The CPC Iran debt was cut to US$130.6 million by June 2025 after the Ceylon Petroleum Corporation settled a portion of its liability to the National Iranian Oil Company through a tea-for-oil barter arrangement, the Finance Ministry’s mid-year report shows.
CPC Iran debt reduced to $130.6M by June 2025 through a Tea-for-Oil barter settlement
Sri Lanka’s state-run Ceylon Petroleum Corporation has lowered its outstanding obligation to Iran to US$130.6 million as of June 2025, down from about US$191 million a year earlier, according to the Finance Ministry’s mid-year fiscal report. The reduction in the CPC Iran debt was achieved through a Tea for Oil Barter Agreement under which tea shipments were used to offset part of the fuel supplier liability. Officials say the settlements reflect a pragmatic response to recurring foreign exchange shortages that have forced the corporation to rely on supplier credit when dollar liquidity tightens.
The report traces the origin of these supplier debts to earlier currency crises, noting that liabilities to Iran first appeared during the 1999–2001 episode and were compounded in later crises. In subsequent years, private supplier credit was often converted into state bank loans, creating an added domestic debt burden. The Finance Ministry describes the most recent barter settlements as a targeted measure to stabilise energy supplies while managing limited foreign exchange reserves.

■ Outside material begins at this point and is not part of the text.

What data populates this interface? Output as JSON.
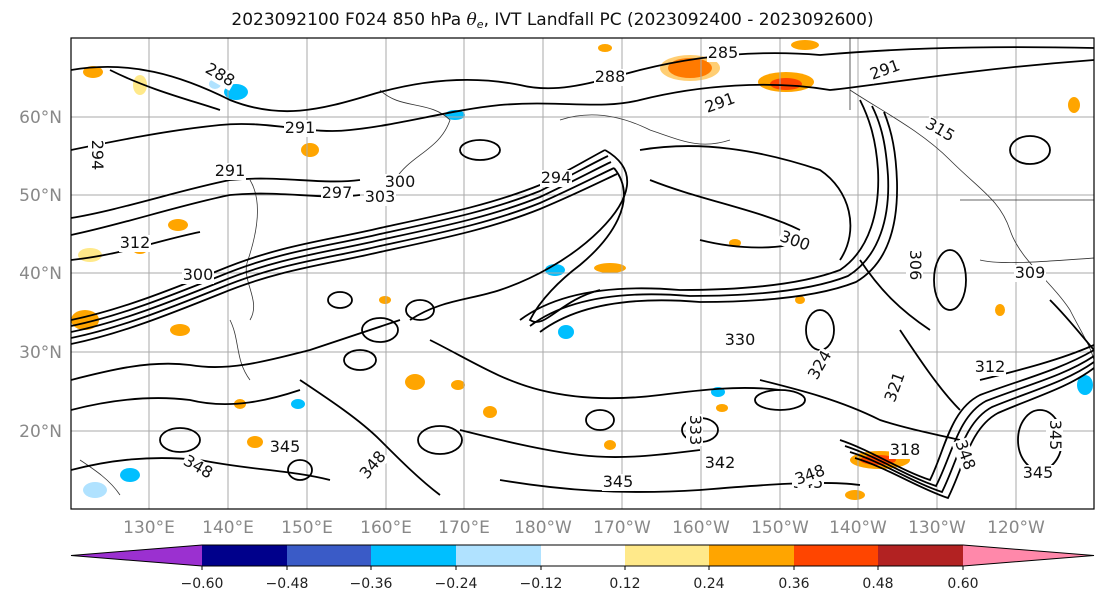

Economists and policy observers point to the structural issue underpinning such arrangements: when the Treasury or state corporations face restricted access to dollars—occasionally after monetary measures intended to ease domestic interest rates—companies like the CPC turn to supplier financing as an operational stopgap. While barter deals can preserve short-term fuel supplies and reduce headline external liabilities, they also underline the economy’s sensitivity to currency volatility and the need for more resilient forex management.
Analysts caution that while the CPC Iran debt reduction improves the headline position, it does not by itself resolve longer-term vulnerabilities stemming from repeated reliance on non-commercial financing routes. They recommend parallel measures such as strengthening export receipts, improving price discovery in fuel procurement, and enhancing coordination between fiscal and monetary authorities to reduce the frequency of emergency supplier credit. The Finance Ministry’s account, which highlights the role of barter in the most recent cycle, signals a continuing policy challenge: balancing immediate energy security with sustainable external debt practices.